「日米ドラッグストア対決」(長女10ヶ月)
困ったことがあった。
日本で子供が生まれて、あんまり利用したこともないドラッグストアを頻繁に利用するようになった。粉ミルクや紙オムツなどの育児の消耗品はだいたいドラッグストアだった。それまではドラッグストアのポイントカードを作ったこともなかった。
ポイントカードだらけで紙幣が少ない財布を見るのが切なくて、ポイントカードは極力作らなくなった。
子供が生まれると、そんな僕の切なさは非合理かつ非経済的だという気持ちがして、ポイントカードをたくさん作るようになった。
「ここのポイントって少なすぎて、そこのドライヤーと交換するくらいポイントを貯めるなら、店中のものを買わないといけないんじゃないですか?」
と冗談混じりに店員さんに言うと、申し訳さなそうな顔で謝られてしまった。僕は謝って欲しかったんじゃなくて、そのクレームとかじゃなくて、小粋な会話がしてみたかっただけなのにクレーマーみたいになっちゃった。
ドラッグストアのポイントが少なすぎる、と多くの人が思っているのかもしれない。そして、店員さんは客だけじゃなく、友達や恋人、親からも言われているのかもしれない。飲み会のネタに「お前のとこのポイント少なすぎ」とか言われて嫌な気持ちになっているかもしれない。店員さんだって、ポイント増やして後ろの棚にある商品をパッパと交換したいだろう。埃を払うことだけが目的に陳列されているドライヤーやら加湿器やら、用途不明な健康器具たちが見たくないと思っているのかもしれない。
ボストンのアパートの近くにドラッグストアがあった。日本のドラッグストアと同じようなものだろうと思いながらもメンバーズカードを作った。アメリカのドラッグストアはオモチャやらサングラスまで幅広く売っているので近くに住むと便利。値段が安いというわけでもない。
会計のときに、メンバーズカードを出した。クーポンを発行する機械が止まらない。
「ジャックポットみたいだ」
なんて小慣れた感じで言うと、「おめでとう!」みたいに笑顔で言われた。こういう感じの会話がしたかった。
発行されたクーポンはどうせゴミみたいなものだろうと思って、家に帰って妻に見せた。
「これ、全商品25%割引って書いてあるよ」
驚いた。こんなことがあっていいのか。ミルクと紙オムツ買わなきゃよかった。でも、ミルクと紙オムツを買ったから25%クーポンも出たのかもしれない。公平や平等を重んじるアメリカだけれど育児などに対しては優しい。育児を経済的に助けるのは当然という考えを営利企業ですら持っている。日本でそんなことをしたら、育児だけを助けるのは公平じゃない平等じゃないと言われるだろう。

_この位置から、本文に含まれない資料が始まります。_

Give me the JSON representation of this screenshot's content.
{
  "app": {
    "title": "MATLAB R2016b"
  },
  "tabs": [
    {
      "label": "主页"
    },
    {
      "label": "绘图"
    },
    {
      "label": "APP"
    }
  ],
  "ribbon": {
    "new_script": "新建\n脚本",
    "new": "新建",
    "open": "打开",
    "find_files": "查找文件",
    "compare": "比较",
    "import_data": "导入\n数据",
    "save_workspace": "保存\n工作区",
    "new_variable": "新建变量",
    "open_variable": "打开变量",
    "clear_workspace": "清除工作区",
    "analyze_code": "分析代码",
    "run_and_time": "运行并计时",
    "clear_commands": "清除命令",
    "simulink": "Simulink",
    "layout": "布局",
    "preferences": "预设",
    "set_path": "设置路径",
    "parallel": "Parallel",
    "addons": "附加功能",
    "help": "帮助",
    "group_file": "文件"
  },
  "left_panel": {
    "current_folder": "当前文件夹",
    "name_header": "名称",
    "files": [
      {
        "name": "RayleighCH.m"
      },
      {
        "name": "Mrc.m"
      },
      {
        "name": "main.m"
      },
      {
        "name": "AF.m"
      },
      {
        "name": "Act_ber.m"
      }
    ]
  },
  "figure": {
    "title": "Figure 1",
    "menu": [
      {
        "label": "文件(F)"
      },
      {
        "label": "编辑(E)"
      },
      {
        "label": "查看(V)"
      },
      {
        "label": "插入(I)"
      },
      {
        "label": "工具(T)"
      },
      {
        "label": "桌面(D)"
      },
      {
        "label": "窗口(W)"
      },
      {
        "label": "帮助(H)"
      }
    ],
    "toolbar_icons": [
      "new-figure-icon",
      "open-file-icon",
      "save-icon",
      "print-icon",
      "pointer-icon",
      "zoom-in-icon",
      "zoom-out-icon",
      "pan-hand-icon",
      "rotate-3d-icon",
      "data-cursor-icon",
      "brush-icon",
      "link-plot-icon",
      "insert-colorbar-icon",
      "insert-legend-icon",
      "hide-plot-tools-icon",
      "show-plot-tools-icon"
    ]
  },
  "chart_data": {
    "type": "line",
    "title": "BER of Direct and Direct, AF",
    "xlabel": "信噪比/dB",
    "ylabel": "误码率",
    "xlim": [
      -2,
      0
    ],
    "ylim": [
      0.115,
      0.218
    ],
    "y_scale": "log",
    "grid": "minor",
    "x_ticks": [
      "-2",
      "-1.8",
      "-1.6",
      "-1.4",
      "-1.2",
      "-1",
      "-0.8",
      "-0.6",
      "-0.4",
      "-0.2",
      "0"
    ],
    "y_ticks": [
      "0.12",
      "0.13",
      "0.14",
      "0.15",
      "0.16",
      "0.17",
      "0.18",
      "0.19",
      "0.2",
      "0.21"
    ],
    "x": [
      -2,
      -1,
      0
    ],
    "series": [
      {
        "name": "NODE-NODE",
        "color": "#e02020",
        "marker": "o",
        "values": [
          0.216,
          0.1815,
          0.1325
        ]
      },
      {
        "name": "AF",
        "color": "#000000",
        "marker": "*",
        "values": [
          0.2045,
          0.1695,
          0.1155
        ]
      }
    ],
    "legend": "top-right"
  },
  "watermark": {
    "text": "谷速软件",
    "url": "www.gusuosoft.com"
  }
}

日本も公平や平等を重んじている。ポジティブに重んじるか、ネガティブに重んじるかの違いなんだろう。
僕は疑っていた。全商品25%割引なんておいしい話あるわけない。日本だったら、一品だけ25%割引(対象外商品もある)みたいになる。妻はアメリカの消費文化を信じろと言う。
全品25%割引になった。100ドルの買い物をしたら、25ドル。日本だったら、一万円の買い物をしたら2500円。その分、最初から高いのかと思ったけど、他のお店と比べてもあまり変わらない。
またクーポンが出た。今度は20%割引。
クーポンの割引は20%割引がほとんどでたまに25%割引がある。もちろん、全品だ。たまにピンポイントでミルクのメーカーが指定されて10ドル割引とかもあった。割引の仕方がすごかった。店員さんと割引をネタに会話していた。
帰国してからも、ドラッグストアでポイントを貯めている。店員さんにポイントについて何も言わない。ただ、たまにはアメリカのときのように、大当たりみたいなクーポンでも出たら良いのにと思う。店員さんも僕も楽しくなれる会話がしたい。